29.06.2017 - 20:00 Uhr
KemnathOberpfalz

Senioren besuchen Musterwohnung für barrierefreies Wohnen in Tirschenreuth Daheim statt im Heim

Im Alter daheim leben - dabei müssen Senioren auf einiges achten. In der Musterwohnung für barrierefreies Wohnen in Tirschenreuth gibt's viele Tipps dafür.

Die Seniorengruppe informierte sich in der Musterwohnung für barrierefreies Wohnen über das Leben im Alter im eigenen Heim. Bild: bur
von Autor BURProfil

(bur) Die Verantwortlichen des Seniorentreffs hatten eingeladen, die Musterwohnung für barrierefreies Wohnen der Kommunalen Wohnberatung in Tirschenreuth zu besichtigen. Wohnberaterin Anita Busch empfing die Senioren.

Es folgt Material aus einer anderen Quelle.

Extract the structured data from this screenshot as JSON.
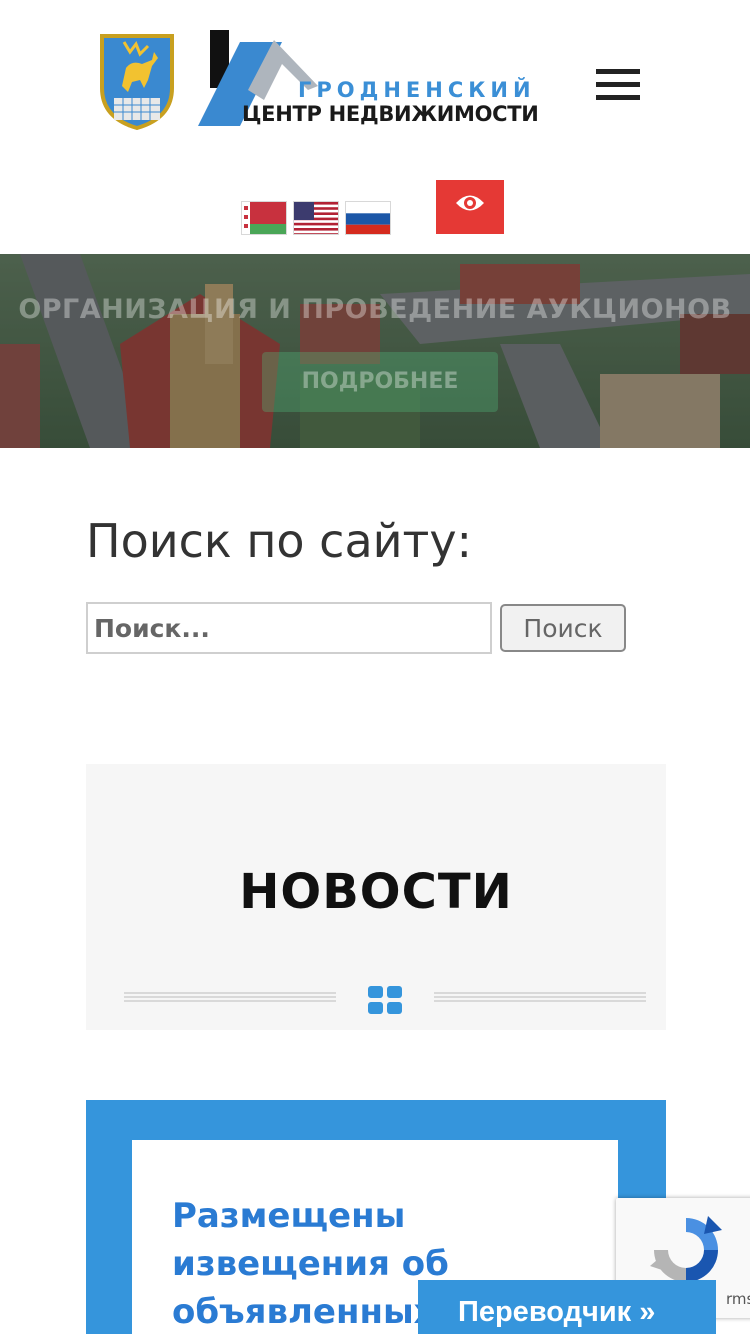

Sie stellte den Sinn und Zweck ihrer Einrichtung vor: "Unsere Landkreisbürger wollen so lange wie möglich in den eigenen vier Wänden bleiben und dort auch ambulant versorgt und gepflegt werden. Wohnraum ist jedoch überwiegend nicht barrierefrei oder behindertengerecht. Deshalb sollte der vorhandene Wohnraum auch auf etwaige Pflegebedürftigkeit, körperliche Gebrechen und Behinderungen im Alter ausgerichtet sein, also auch Rollstuhl-geeignet." Der Grundsatz 'ambulant vor stationär' betreffe die Lebenswelt älterer Menschen mit allen dafür geeigneten Versorgungsstrukturen, betonte Busch. Sie zeigte den Senioren Hilfsmittel und Einrichtungsgegenstände, die das Leben im Alter und bei Behinderung einfacher machen. Dazu sind in der Musterwohnung Küche, Bad, Wohnzimmer und Eingangsbereich gestaltet. Sie wies außerdem auf das Netzwerk "Mein Daheim" hin: "In diesem Netzwerk sind neun ehrenamtliche Wohnberater im Landkreis Tirschenreuth tätig. Die sind wichtiger Ansprechpartner. Bei einem Hausbesuch können sie klären, ob die Wohnung barrierefrei ist oder ob sie angepasst werden muss." Die Wohnberater könnten Fragen anhand von Checklisten, Fördermittel-Übersichten und Infomaterial zum barrierefreien Wohnen beantworten.

Das nächste Ziel der Gruppe war das Museumsquartier in Tirschenreuth. Ausklingen ließen sie den Tag im Gasthof "Kleine Kappl" in Ottengrün. Mit Stadtpfarrer Konrad Amschl besichtigten sie die Wallfahrtskirche "Kleine Kappl", die dem Heiligen Sebastian gewidmet ist.